To take full advantage of all information available, it is best to use as many available databases as possible. For example, adding u-band or X-ray information while classifying quasars based on their variability is highly likely to improve the overall performance. Because these catalogs are taken with different instruments, bandwidths, locations, times, etc., the intersection of these catalogs is smaller than any single catalog; thus, the resulting multi-catalog contains missing values. Traditional classification methods cannot deal with the resulting missing data problem because to train a classification model it is necessary to have all features for all training members.

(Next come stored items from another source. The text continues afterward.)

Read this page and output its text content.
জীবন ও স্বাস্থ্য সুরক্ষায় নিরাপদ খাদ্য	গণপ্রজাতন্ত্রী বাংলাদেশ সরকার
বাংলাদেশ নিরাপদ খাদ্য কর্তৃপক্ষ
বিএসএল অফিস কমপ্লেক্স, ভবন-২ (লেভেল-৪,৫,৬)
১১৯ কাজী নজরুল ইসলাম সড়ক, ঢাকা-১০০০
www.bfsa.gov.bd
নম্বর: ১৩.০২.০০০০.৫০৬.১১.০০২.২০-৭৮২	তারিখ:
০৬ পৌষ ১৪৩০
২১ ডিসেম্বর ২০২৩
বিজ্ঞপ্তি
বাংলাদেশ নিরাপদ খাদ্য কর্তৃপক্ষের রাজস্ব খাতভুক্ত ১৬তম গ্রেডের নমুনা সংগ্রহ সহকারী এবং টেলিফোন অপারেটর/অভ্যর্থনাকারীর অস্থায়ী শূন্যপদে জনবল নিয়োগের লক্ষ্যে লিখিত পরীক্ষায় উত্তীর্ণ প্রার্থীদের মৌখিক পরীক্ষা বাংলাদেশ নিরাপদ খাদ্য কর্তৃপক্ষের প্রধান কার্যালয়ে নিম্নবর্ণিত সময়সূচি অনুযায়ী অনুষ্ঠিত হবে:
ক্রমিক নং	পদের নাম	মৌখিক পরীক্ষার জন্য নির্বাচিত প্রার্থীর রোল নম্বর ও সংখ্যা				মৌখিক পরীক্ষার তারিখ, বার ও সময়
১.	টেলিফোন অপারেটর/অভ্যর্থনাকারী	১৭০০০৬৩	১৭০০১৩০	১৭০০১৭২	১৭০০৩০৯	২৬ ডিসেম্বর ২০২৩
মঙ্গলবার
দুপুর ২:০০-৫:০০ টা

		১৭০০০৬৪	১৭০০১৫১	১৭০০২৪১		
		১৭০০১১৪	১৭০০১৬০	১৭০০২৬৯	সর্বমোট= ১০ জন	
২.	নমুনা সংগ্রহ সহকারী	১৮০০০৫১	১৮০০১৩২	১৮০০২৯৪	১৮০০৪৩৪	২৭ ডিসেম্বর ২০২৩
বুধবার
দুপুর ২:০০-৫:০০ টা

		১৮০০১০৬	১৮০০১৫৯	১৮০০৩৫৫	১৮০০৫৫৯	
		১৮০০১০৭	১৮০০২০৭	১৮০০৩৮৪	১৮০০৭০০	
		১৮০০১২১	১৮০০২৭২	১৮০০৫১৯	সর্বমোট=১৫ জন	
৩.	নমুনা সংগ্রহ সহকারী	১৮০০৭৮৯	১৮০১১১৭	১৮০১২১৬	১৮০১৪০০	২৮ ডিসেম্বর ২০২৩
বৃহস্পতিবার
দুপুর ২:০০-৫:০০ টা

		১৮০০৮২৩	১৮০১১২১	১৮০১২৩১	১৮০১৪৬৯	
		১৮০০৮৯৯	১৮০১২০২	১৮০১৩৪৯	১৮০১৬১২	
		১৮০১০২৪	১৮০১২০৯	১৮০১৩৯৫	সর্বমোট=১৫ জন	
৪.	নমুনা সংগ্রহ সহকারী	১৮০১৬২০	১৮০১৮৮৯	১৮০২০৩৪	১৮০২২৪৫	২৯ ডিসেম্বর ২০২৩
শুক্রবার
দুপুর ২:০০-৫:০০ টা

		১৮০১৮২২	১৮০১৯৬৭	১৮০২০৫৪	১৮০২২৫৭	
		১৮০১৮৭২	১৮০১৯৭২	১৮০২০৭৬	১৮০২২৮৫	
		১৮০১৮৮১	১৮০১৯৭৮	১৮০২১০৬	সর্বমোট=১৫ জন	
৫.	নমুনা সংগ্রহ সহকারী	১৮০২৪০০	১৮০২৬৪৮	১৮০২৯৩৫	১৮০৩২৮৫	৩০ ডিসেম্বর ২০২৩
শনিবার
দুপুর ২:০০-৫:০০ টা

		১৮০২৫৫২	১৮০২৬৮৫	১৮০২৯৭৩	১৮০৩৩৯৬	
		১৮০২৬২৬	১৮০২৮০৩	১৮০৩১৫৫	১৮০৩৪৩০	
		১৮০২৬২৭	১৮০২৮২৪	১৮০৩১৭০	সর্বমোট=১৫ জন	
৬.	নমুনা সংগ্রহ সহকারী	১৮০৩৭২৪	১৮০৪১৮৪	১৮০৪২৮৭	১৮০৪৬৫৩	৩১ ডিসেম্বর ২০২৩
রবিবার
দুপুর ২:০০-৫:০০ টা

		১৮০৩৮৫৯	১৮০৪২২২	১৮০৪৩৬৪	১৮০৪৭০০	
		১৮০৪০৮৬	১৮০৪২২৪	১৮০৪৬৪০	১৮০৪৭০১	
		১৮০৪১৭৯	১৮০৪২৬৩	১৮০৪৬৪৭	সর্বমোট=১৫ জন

PyMissingData allows you to predict missing values given the observed data and dependency relationships between variables. Also, it has tools to compare diferent predictions that you can use to test their behaviour on a database with all the data.
The library can be installed through pip as:
pip install PyMissingData
Also you can download it from https://github.com/arsandov/PyMissingData. The main idea is that any user can run it in its own database but can also add new features through the github system. For a quick guide on how to use github visit https://guides.github.com/activities/hello-world/.
Requirements
This library has been created and used with python 2.7. It doesn't have compatibility for python 3 yet.
It has the following dependencies to other packages:
The library has two modules with different goals. The bayesian_learner which let you fill the missing values based on a bayesian network recovering the dependencies between values and the compare_tools module which let you compare the quality of predictioms from different algorithms.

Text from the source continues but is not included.